Studiò l'interno puzzolente e sporco, attirando non pochi sguardi. Era minuta sì, ma aveva anche un corpo mozzafiato e il viso, come diceva sua madre, angelico. Sentì qualche fischio e dei commenti intimidatori. La paura e l'insicurezza s'impossessarono di lei. Ripassò mentalmente il momento in cui era sgusciata fuori di casa di nascosto, a come il cuore avesse rischiato di saltarle fuori quando un amico di suo padre era arrivato a tanto così dal scoprirla. Ignorando la testa e l'istinto aveva continuato il tragitto, fino a raggiungere il bar più malvisto della città.
Non si sentiva per niente a suo agio in quel posto. Non era quel genere di ragazza. Dio, a ventiquattro anni era ancora vergine!
E adesso, forse, le cose stavano per cambiare. Quando andava a scuola veniva derisa da tutti, ricordava ancora i commenti disprezzanti delle altre ragazze, su come le dicessero aspramente di scopare, cominciando a ridere subito dopo.
Anche adesso le derisioni continuavano, e Janet era arrivata al limite della sopportazione. Non riusciva più a nascondere la tristezza che la mangiava dietro i falsi sorrisi che mostrava ai suoi genitori.
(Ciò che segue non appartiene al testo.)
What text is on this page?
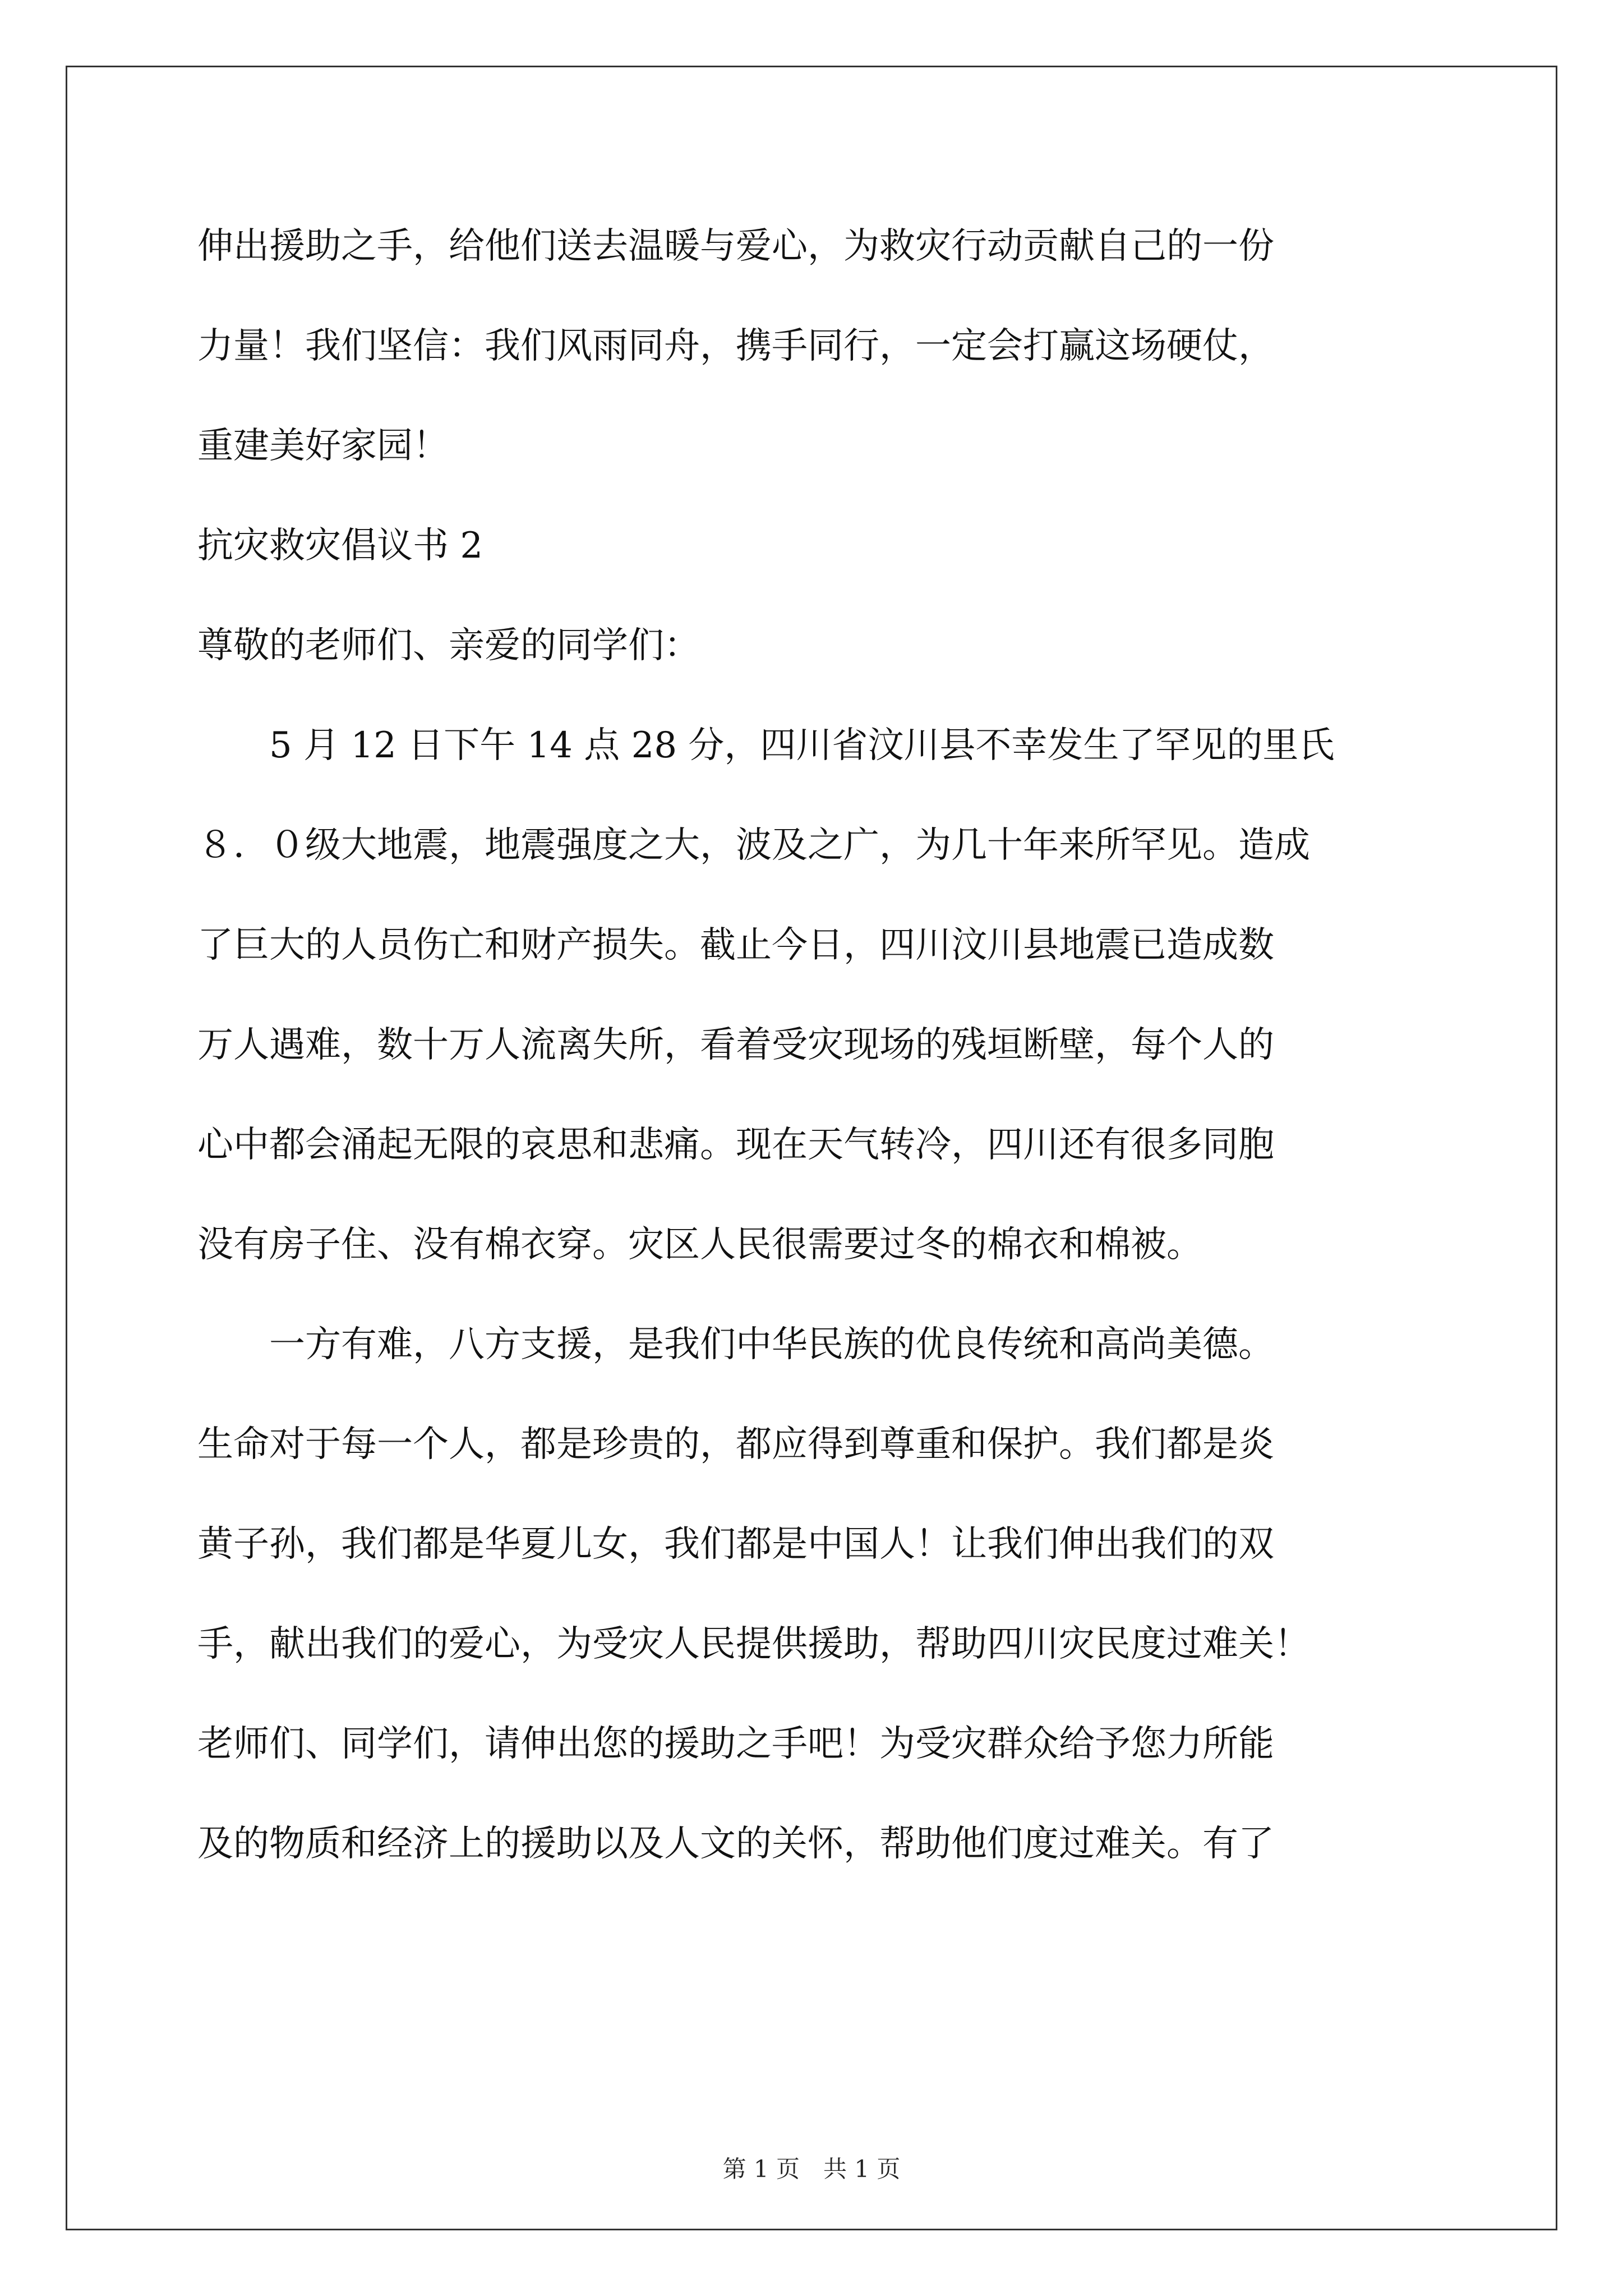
伸出援助之手，给他们送去温暖与爱心，为救灾行动贡献自己的一份
力量！我们坚信：我们风雨同舟，携手同行，一定会打赢这场硬仗，
重建美好家园！
抗灾救灾倡议书 2
尊敬的老师们、亲爱的同学们：
5 月 12 日下午 14 点 28 分，四川省汶川县不幸发生了罕见的里氏
８．０级大地震，地震强度之大，波及之广，为几十年来所罕见。造成
了巨大的人员伤亡和财产损失。截止今日，四川汶川县地震已造成数
万人遇难，数十万人流离失所，看着受灾现场的残垣断壁，每个人的
心中都会涌起无限的哀思和悲痛。现在天气转冷，四川还有很多同胞
没有房子住、没有棉衣穿。灾区人民很需要过冬的棉衣和棉被。
一方有难，八方支援，是我们中华民族的优良传统和高尚美德。
生命对于每一个人，都是珍贵的，都应得到尊重和保护。我们都是炎
黄子孙，我们都是华夏儿女，我们都是中国人！让我们伸出我们的双
手，献出我们的爱心，为受灾人民提供援助，帮助四川灾民度过难关！
老师们、同学们，请伸出您的援助之手吧！为受灾群众给予您力所能
及的物质和经济上的援助以及人文的关怀，帮助他们度过难关。有了
第 1 页　共 1 页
No, non ce la faceva più.
Facendosi coraggio avanzò nel locale sotto gli sguardi ispettori di tutti gli uomini presenti. Strinse i pugni e iniziò a pregare sottovoce.
Fa che finisca in fretta
Finalmente lo vide. In fondo ad un tavolone mezzo distrutto c'era il ragazzo che si era offerto di farle il favore. Avanzò con il cuore a mille e la testa in subbuglio. Non riusciva ancora a credere che stesse per fare una cosa simile. Non era da lei!
"Finalmente ti sei fatta viva" le disse Jamie. Era carino, ma non era un motivo abbastanza convincente per Janet.
Torna a casa, bimba
Invece si sedette al bancone, facendosi piccola piccola e sperando così di attirare meno sguardi.
"Quando...Quando si comincia?" balbettò mangiandosi qualche lettera. Un sorriso perfido si stampò sul volto dell'altro, che per l'ennesima volta la squadrò da capo a piedi. Le era stato esplicitamente ordinato di mettersi qualcosa di appariscente, e così Janet aveva fatto, seppur contro tutta la buona volontà che la rodeva dentro.
"Meglio appartarsi, qui le voci girano e la gente guarda". Detto fatto la prese per il braccio, stringendolo con troppa forza. Janet tentò di dirgli di lasciarla quando una seconda mano fece la sua comparsa sull'altro braccio.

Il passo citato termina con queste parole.